I was saying earlier in the thread that I have my cloud practitioner certification, and my solutions architect associate certification but it still has been hard finding a job. I even did some labs, projects, and whatnot. I just don't have that actual work experience and the job market is not too good right now for newcomers to certain fields. Nobody really wants to train anymore and they want people to come in knowing everything while giving them entry level pay. All the entry level jobs for certain positions are starting to become saturated too. It sucks, but that just means I have to learn more additional skills to make myself even more valuable. That is what my whole frustrations is about, it's been hard to get the interview and when I do, I always get denied because of experience even when I explain in technical detail my projects/concepts/and labs I went through. Hardly anyone wants to take that chance anymore on new guys.If you trying to get into cloud just sign up for an aws account and start building shyt, it's free for a year i think. Grind that out, get the aws cloud practitioner and then either the associate solutions architect or sys ops admin and it shouldn't be to hard to get a job. Both certs are I think 100 or 150 bucks but you can grind out the training with that free account you can sign up for.
AWS is going to be your best bet since you can set up training for free and the certs are relatively cheap. Trying to get in doing azure or vmware is WAY more expensive.

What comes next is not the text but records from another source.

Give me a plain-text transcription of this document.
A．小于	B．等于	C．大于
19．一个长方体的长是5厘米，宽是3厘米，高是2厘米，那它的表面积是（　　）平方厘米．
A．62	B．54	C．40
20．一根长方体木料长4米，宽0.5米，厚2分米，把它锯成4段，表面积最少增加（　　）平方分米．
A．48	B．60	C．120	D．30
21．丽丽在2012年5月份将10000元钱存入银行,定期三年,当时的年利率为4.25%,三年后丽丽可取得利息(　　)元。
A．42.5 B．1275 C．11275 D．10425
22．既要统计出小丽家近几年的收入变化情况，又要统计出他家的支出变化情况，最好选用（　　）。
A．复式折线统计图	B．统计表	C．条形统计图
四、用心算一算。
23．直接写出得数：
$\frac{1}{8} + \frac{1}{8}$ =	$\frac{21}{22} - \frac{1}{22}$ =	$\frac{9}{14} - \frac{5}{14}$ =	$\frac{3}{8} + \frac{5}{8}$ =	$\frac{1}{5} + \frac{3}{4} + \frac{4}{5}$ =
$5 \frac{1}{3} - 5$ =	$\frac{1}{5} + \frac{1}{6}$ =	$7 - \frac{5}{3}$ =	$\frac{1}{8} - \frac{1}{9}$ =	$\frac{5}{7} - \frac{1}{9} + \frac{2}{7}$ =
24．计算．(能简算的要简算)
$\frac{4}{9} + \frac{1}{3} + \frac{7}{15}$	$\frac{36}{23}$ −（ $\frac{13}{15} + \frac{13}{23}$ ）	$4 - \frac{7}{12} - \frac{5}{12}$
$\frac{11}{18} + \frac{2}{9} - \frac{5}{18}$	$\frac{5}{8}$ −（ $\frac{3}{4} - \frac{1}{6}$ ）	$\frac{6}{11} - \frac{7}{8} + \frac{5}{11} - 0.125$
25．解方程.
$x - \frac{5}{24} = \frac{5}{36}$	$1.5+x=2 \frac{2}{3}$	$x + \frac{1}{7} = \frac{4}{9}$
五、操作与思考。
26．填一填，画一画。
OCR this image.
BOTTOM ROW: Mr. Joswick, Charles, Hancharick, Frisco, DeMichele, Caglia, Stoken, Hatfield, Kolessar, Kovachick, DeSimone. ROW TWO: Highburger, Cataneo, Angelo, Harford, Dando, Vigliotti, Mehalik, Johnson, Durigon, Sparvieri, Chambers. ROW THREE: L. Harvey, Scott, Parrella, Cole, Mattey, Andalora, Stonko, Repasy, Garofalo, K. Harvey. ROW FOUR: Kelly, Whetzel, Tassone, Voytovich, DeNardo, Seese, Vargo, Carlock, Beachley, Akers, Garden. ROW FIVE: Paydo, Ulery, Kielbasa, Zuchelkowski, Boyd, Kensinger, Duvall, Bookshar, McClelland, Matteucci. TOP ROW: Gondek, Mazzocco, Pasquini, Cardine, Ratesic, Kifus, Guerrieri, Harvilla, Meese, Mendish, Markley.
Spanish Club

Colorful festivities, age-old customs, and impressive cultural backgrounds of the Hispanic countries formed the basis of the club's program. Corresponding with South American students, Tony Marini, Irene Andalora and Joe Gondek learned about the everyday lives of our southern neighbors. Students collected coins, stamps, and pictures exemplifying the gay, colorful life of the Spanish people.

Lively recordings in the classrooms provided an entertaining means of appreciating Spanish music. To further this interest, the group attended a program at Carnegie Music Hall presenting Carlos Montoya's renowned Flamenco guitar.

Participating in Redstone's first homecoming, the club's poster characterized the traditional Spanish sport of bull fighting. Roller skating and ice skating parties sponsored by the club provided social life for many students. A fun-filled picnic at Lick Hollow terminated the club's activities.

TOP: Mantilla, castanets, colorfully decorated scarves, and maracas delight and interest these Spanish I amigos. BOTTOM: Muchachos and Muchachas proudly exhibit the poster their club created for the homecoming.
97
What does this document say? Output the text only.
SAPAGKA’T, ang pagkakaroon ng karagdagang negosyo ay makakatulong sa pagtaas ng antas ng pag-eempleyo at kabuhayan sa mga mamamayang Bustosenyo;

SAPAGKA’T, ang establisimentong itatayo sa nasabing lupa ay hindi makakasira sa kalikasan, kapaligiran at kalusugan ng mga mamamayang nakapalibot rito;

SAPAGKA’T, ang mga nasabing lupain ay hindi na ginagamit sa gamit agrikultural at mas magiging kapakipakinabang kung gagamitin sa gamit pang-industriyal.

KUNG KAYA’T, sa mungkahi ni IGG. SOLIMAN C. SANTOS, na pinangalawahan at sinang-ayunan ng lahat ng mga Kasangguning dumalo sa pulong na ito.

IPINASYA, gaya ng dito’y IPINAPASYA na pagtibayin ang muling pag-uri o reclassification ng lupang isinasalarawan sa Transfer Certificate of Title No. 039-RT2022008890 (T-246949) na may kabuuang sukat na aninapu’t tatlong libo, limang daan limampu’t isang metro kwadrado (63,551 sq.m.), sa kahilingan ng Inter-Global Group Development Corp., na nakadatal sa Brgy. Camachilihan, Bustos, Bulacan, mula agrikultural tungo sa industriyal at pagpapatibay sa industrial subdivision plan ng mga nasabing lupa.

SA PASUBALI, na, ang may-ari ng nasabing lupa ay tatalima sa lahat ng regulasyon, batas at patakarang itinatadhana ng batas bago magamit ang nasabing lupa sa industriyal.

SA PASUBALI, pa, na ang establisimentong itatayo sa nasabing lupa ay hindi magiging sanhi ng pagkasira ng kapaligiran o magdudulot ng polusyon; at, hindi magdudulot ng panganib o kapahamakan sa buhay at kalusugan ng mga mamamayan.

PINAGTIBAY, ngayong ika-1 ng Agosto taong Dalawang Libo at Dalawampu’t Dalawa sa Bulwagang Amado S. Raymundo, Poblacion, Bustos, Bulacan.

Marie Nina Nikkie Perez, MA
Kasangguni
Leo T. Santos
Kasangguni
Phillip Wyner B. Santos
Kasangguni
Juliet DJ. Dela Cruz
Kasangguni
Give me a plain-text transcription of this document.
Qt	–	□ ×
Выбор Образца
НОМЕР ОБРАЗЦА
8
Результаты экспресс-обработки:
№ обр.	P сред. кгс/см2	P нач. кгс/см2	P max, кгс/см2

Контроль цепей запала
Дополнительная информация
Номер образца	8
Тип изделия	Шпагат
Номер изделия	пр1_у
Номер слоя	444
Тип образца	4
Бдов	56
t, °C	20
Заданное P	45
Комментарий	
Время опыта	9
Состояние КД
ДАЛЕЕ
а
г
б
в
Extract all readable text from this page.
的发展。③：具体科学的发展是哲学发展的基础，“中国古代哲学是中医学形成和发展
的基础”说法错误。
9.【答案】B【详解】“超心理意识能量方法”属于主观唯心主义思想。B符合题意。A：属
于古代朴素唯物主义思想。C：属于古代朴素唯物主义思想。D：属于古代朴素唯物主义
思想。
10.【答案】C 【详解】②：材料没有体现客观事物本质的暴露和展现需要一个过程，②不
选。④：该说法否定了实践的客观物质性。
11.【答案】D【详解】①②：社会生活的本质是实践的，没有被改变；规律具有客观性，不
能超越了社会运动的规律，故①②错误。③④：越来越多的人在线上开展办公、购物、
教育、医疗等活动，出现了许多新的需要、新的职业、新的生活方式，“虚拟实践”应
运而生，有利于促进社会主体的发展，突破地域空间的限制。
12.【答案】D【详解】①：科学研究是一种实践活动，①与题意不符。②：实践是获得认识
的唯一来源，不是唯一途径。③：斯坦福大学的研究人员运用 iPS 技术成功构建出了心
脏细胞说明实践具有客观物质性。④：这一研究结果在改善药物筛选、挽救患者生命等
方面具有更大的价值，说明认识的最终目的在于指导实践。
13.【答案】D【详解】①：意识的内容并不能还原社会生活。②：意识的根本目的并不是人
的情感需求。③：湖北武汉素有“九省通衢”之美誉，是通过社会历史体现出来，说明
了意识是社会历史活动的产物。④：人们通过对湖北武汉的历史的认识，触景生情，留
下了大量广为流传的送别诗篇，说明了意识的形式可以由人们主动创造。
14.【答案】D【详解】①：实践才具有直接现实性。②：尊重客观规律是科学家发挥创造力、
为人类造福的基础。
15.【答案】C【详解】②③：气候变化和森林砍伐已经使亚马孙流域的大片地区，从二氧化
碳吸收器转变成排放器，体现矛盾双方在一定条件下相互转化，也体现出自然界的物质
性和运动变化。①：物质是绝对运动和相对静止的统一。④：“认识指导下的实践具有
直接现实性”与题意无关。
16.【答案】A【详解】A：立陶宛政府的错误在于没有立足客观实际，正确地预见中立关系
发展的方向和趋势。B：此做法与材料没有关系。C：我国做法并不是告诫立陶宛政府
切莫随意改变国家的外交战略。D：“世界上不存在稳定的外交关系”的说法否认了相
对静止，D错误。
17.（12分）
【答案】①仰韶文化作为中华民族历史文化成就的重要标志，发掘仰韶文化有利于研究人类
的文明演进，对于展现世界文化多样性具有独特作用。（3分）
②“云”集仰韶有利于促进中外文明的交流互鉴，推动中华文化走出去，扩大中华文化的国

You can just do that aws training and learn some shyt and then just straight up say you did that shyt at your job. Nobody is going to know the difference, and if you are strong enough technically in the interview...nobody will care.
I just been thinking about joining a help desk position, or system admin and working my way into a cloud role. That has been hard though to because even these entry level help desk positions are asking for experience and extensive knowledge of different tools.